Роза покивала. Задумалась на минуту — и вдруг сказала:
— Слушай... а тебе сегодня еще надо на работу?
— Нет, я, вообще-то, выходная... Мне только пса в управление отвести...
— Лилия... А пошли в парк? Такая погода... когда еще будет денек такой — солнышко, тепло... Пошли? Там аттракционы, карусель новая... не виделись уже тысячу лет...
— С Шагратом в парк нельзя... нас оштрафуют, еще и ругаться будут.
— Ну отведем его?
Лилия встала, и Шаграт с готовностью поднялся.
— Ладно, — сказала Лилия. — Пошли. Пойдем, Шагратик, тебе обедать пора. Жалко, что собак в парк не пускают...
Стая.
Внедорожник Хольвина волку не понравился.
Волк ходил вокруг, обнюхивался, хмуро посматривал на утренних прохожих, встряхивался — и вовсе не торопился запрыгивать в салон. Хольвин сидел за рулем и ждал, пока волк немного освоится, а у того это неважно получалось. Волк забрался внутрь и встал на колени на сидение минут через семь после того, как Хольвин его позвал — не раньше.
— Садись, боец, — сказал Хольвин, поворачивая ключ зажигания. — Дверцу захлопни как следует.

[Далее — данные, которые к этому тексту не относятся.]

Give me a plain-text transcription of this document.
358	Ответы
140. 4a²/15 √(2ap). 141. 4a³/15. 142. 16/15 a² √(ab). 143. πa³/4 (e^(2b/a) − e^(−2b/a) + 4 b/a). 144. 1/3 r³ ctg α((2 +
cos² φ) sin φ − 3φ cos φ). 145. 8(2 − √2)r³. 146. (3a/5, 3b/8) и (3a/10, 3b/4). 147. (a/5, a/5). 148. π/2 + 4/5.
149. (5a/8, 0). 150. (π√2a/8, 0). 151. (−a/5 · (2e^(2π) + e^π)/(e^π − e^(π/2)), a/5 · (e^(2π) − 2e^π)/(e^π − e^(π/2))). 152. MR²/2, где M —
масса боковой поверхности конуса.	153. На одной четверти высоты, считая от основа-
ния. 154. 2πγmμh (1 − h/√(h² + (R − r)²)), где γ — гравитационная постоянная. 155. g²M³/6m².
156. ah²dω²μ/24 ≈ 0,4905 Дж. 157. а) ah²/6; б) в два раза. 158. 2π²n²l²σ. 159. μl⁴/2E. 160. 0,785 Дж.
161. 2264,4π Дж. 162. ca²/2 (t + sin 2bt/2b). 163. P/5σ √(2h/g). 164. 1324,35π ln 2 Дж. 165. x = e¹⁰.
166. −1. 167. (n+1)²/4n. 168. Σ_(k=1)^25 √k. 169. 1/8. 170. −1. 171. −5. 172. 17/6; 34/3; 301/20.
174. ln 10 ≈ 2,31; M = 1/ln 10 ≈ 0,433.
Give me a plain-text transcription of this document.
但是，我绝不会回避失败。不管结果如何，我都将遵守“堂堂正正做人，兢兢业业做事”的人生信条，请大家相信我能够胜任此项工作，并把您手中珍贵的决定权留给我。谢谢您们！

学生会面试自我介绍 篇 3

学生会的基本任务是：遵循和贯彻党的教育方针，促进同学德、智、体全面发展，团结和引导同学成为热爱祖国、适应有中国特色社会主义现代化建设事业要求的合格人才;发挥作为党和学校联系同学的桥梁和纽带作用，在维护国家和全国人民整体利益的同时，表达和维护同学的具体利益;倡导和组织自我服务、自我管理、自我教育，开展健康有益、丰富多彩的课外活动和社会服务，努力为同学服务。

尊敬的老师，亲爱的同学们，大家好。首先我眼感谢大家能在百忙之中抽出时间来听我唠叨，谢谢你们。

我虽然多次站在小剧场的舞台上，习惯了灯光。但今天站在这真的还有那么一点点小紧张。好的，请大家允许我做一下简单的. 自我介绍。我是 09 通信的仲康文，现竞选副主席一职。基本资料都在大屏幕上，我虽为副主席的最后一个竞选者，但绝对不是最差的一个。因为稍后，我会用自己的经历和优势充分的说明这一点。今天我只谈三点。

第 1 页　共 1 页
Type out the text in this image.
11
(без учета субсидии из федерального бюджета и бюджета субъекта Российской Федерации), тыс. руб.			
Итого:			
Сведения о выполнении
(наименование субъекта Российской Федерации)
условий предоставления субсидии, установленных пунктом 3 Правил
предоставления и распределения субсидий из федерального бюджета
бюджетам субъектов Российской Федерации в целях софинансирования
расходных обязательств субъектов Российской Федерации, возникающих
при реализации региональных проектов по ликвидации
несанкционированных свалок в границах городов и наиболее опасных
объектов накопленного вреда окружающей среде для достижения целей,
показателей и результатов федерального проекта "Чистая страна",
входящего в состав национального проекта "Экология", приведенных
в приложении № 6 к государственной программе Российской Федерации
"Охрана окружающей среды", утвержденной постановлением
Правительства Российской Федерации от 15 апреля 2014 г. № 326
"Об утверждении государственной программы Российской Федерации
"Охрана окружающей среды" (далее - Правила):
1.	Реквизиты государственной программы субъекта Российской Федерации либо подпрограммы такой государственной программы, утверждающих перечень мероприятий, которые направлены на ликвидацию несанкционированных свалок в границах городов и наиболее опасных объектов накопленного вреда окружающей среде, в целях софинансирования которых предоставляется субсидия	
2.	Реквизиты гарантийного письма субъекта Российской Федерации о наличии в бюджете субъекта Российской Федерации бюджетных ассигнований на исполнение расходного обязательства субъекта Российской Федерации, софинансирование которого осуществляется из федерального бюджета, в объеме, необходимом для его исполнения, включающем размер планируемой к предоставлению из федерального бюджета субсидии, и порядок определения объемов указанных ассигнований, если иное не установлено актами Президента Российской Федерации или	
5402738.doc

Волк покосился на дверцу. Открыл. Хлопнул. Устроился на сидении, поджавшись, как пес.
— Нет, дорогой, — сказал Хольвин. — Сядь как человек, пожалуйста. И пристегнись, а то ушибешься, если тряхнет.
Волк вытянул ноги вниз, вздохнул.
— Воняет, — сказал он мрачно. — Все машины воняют.
— Это с непривычки, — улыбнулся Хольвин. Машина набирала скорость. — Щенки сперва тоже чихают и нервничают, а потом привыкают. Многим даже начинает нравиться, представляешь?
Волк позволил пристегнуть себя привязным ремнем, но это явно его не восхитило.
— Только псам и может нравиться, — проворчал он. — Сидишь, как на поводке... — но совершенно против воли с любопытством посмотрел вперед. Как всех псовых, его завораживало ощущение быстрого движения. — Мы скоро доедем до леса? — спросил несколько рассеянно, из-за того же могучего гипноза дороги.
— Не очень скоро, — сказал Хольвин. — Ты говоришь, вы встретили этих уродов около лесопарка? В Уютном?
— Примерно. Мы разделились на берегу озера. Около Уютного зайцев много, они туда ходят яблони обдирать... иногда и лоси попадаются...
— И коровы, — подхватил Хольвин в тон. — А?
— Да ну, — волк пренебрежительно сморщился. — Не связываемся. Раз весной отследили одну — ну голодуха была, не сказать — так Меченый получил дробью в бок. Спасибо за такое угощение... хотя коровы вкусные, если честно.
Не умеют псы врать, подумал Хольвин нежно. Ни домашние собаки, ни волки, ни гиены. Ну не умеют — все у них на морде написано. Великий кодекс собачьей чести — Закон Стаи. Все так просто. Ребята хотели есть после тяжелой зимы и длинного перехода, напали на корову, один из бойцов был серьезно ранен. Непосредственные бандюги.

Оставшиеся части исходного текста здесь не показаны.